Il y a une dualité entre la vie et la mort, qui hante les esprits de tous ceux qui cherchent un sens à leur existence, notamment cet étrange paradoxe entre le fait que nous ne redoutons pas de naître et vivre alors que nous sommes terrifiés par la mort. Plusieurs philosophes ont établi des codes sur le raisonnement face à ce cycle de vie, principalement en concluant que nous redoutons la fin car l’inconnu de ce néant nous effraie et c’est notre conscience qui nous amène à imaginer le pire au lieu de donner le bénéfice du doute à ce qu’on ne comprend pas.
Pourtant, il n’y a aucune appréhension viscérale d’exister pour un jeune nourrisson qui voit le jour pour la première fois, avec le même niveau d’incompréhension et de découverte absolue face à la vie.
Tout ce que nous apprenons, tout ce que nous vivons nous est enseigné au fur et à mesure de nos premières années et c’est dans ce statut d’enfance que l’innocence contient la forme la plus pure de paix intérieure car vivre n’est pas une condition exigée, c’est un automatisme.
Hors à l’âge adulte, vivre n’est plus un paramètre prédéfini et libre de conditions, bien au contraire, vivre est associé à des exigences et des contraintes qui nous sont véhiculées par un poids d’évolution, de progression, de maintenance et bien d’autres termes qui définissent toutes les limites dans lesquelles nous nous réveillons chaque matin.
Si l’on faisait un sondage, il est certain que beaucoup dirait avoir « ressenti le poids du monde » sur leurs épaules plus d’une fois.
Et cela doit être particulièrement lourd si on multiplie ce volume par les milliards d’adultes qui en souffrent à ce jour…
Nous ne finissons non plus par redouter de vivre mais plutôt par craindre d’arriver trop vite à la fin de nos avantages comme le temps nous est compté, qu’on le conscientise ou non.
La culture moderne pousse à idolâtrer les petites jouissances de nos quotidiens pour se rappeler la valeur de nos vies, il serait insoutenable de se donner une date d’expiration avant même de connaître ce que la péremption signifie. Personne ne sait réellement ce que signifie la mort, et ce malgré nos théories les plus développées. Le mystère du pourquoi et comment reste plein.
A. Schopenhauer disait « La vie doit en tout cas bientôt finir, et alors les quelques années qu’on a peut-être encore à exister disparaissent jusqu’à la dernière devant l’infinité du temps où on ne sera plus. Il semble donc même ridicule à la raison de tant s’inquiéter pour ce court espace de temps, de trembler si fort au moindre danger qui menace notre vie ou celle d’autrui, et de composer des drames dont le pathétique a pour seul ressort la crainte de la mort. »

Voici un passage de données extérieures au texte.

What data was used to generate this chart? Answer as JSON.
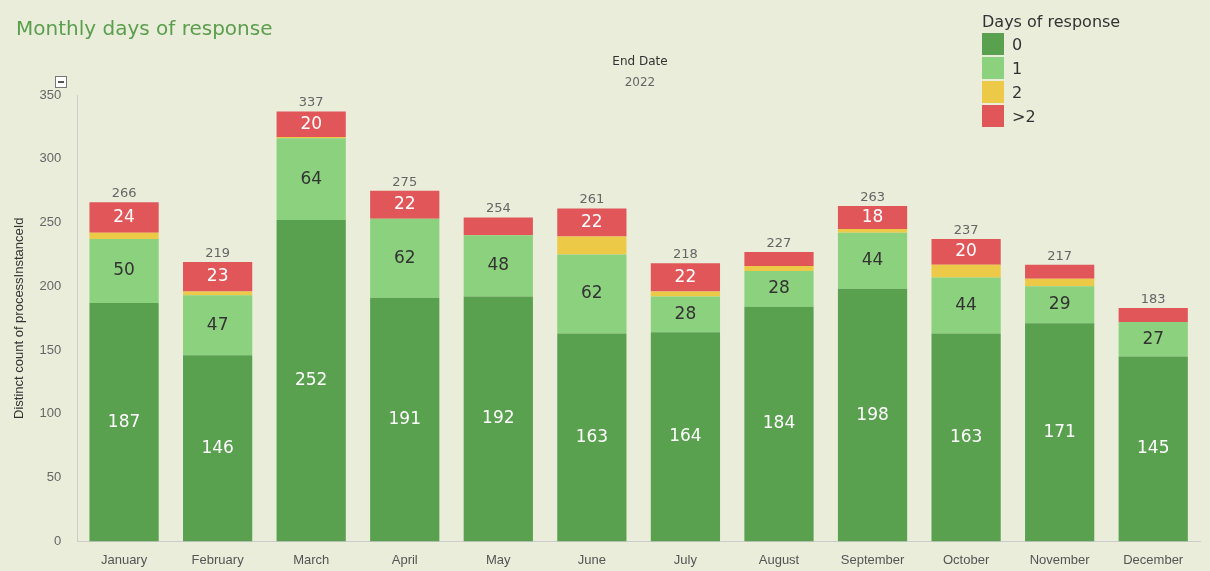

Cette idéologie vient à rappeler que peu importe le nombre d’angoisses que nous relayons au fait de cesser d’exister, tout n’est qu’une forme d’aller-retour dans un vaste océan qui ne nous n’appartient pas. Et là où l’air s’engouffre, s’en va, dérive et disparaît, il finit toujours par revenir. Il en est de même pour cette vie, qui nous semble si fragile entre nos mains, même si elle ne signifie à nos yeux que ce que nous nous autorisons à les laisser voir…
Il y a peut-être une forme de naïveté à croire que chacune de nos vies ait un sens propre, poussé au milieu d’une collectivité pour servir un but que nous ne sommes pas en capacité de comprendre. Pourtant, beaucoup en arrivant à leurs derniers jours établissent que les seules choses qui comptent dans cet instant sont: les fragments d’amour qu’ils ont reçus, les regards bienveillants qui se posent sur eux pour les laisser vaguer ailleurs, les petites conquêtes et aventures qui ont fait battre leur coeur plus fort.
Tout ceci, dans le creux des pupilles, en quelques secondes, pour donner une dernière étincelle avant de clore les battants et finir le chapitre là où tout a commencé.